Autism is most commonly identified in children and young people and most prevalent among children aged five to 14 in 2009, 2012 and 2015, reflecting the general increase in diagnosis for school age children.  This group also experienced the greatest increase over time, though prevalence has increased across all age groups between 2009 and 2015. While it is not completely clear why the prevalence of autism is increasing, both higher levels of diagnosis and heightened awareness of the condition may have contributed to an increase in the reporting of autism-related disorders.

People with autism may face barriers in education associated with their condition. In 2015, there were an estimated 83,700 children and young people (aged 5–20) with autism and disability, living in households and attending school. The majority (85 per cent) reported difficulty at school, with more than one in four (28 per cent) attending a special school. The most common types of difficulty experienced were fitting in socially (63 per cent), learning difficulties (62 per cent) and communication difficulties (52 per cent. Students with autism used various resources to support learning, 56 per cent received special tuition, and 44 per cent a counselor or disability support person.

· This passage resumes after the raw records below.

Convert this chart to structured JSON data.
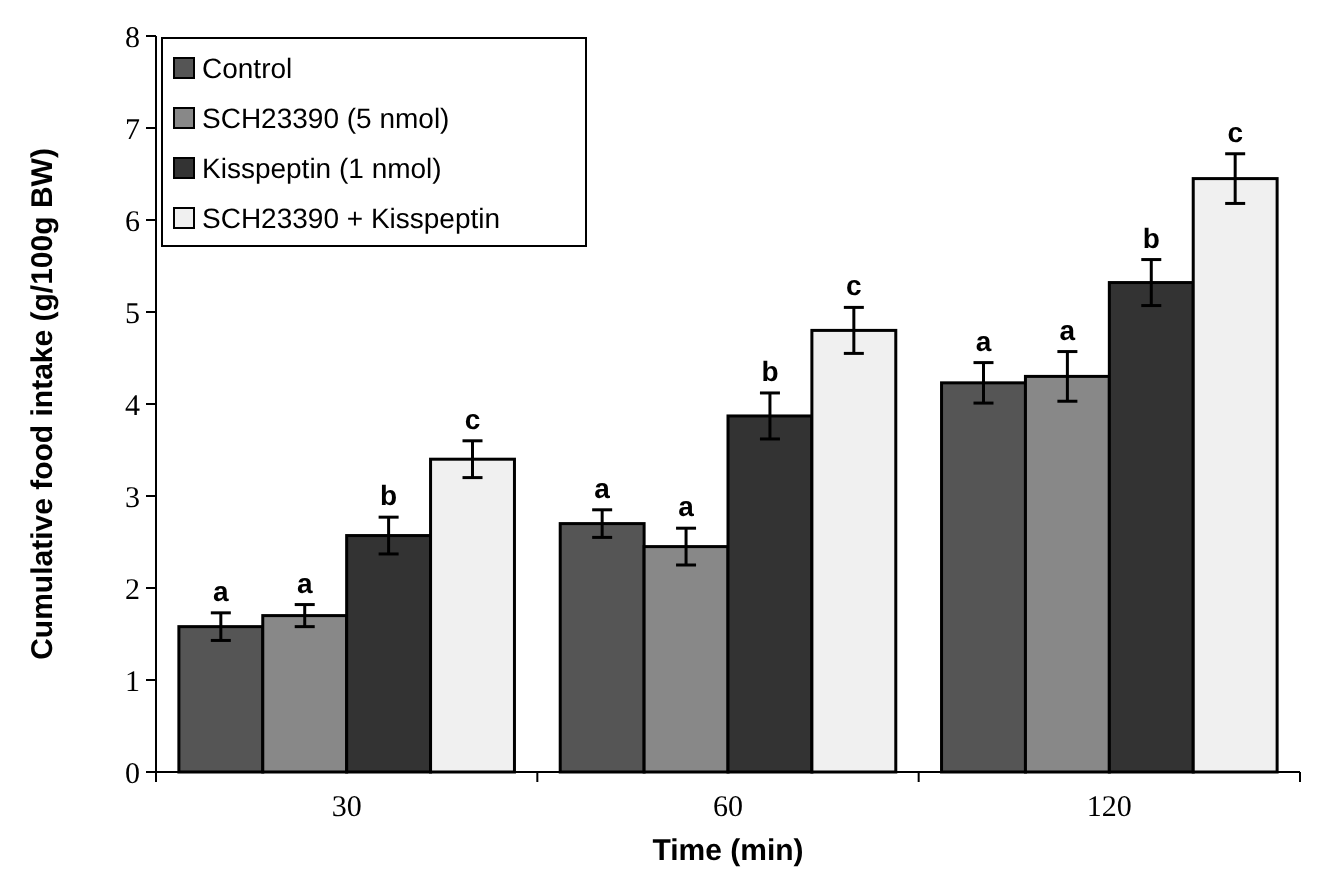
{
  "chart_data": {
    "type": "bar",
    "xlabel": "Time (min)",
    "ylabel": "Cumulative food intake (g/100g BW)",
    "categories": [
      "30",
      "60",
      "120"
    ],
    "series": [
      {
        "name": "Control",
        "color": "#555555",
        "values": [
          1.58,
          2.7,
          4.23
        ],
        "errors": [
          0.15,
          0.15,
          0.22
        ]
      },
      {
        "name": "SCH23390 (5 nmol)",
        "color": "#888888",
        "values": [
          1.7,
          2.45,
          4.3
        ],
        "errors": [
          0.12,
          0.2,
          0.27
        ]
      },
      {
        "name": "Kisspeptin (1 nmol)",
        "color": "#333333",
        "values": [
          2.57,
          3.87,
          5.32
        ],
        "errors": [
          0.2,
          0.25,
          0.25
        ]
      },
      {
        "name": "SCH23390 + Kisspeptin",
        "color": "#f0f0f0",
        "values": [
          3.4,
          4.8,
          6.45
        ],
        "errors": [
          0.2,
          0.25,
          0.27
        ]
      }
    ],
    "annotations": [
      "a",
      "a",
      "b",
      "c",
      "a",
      "a",
      "b",
      "c",
      "a",
      "a",
      "b",
      "c"
    ],
    "ylim": [
      0,
      8
    ],
    "yticks": [
      0,
      1,
      2,
      3,
      4,
      5,
      6,
      7,
      8
    ],
    "legend": "top left",
    "grid": false
  }
}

A variety of government, not-for-profit and private services are available to people with autism to provide assistance in everyday life. Government services have commonly been provided under the National Disability Agreement (NDA) and the Helping Children with Autism program (for children aged under seven), but these will progressively transition to the NDIS over time. Not all people with autism access formal support services, and some may receive assistance through mainstream health and welfare services.

In 2014–15, many NDA service users aged 15 and over with autism were not in the labour force (42 per cent). Almost one in four (24 per cent) were employed and one in three (34 per cent) were unemployed. Around three in four service users aged 16 and over with autism (74 per cent) received the disability support pension as their main source of income, while 13 per cent received another pension or benefit.  Only six per cent reported paid employment as their main source of income.

Many people with autism currently receiving services under the NDA will transition to the NDIS as it rolls out. In 2013–14, 766 NDA service users with autism were reported in the Disability Services National Minimum Data Set held by the AIHW S as having transitioned to the NDIS, with another 364 reported in 2014–15. Service users with autism represented about one-fifth of all users who transitioned to the NDIS in each year.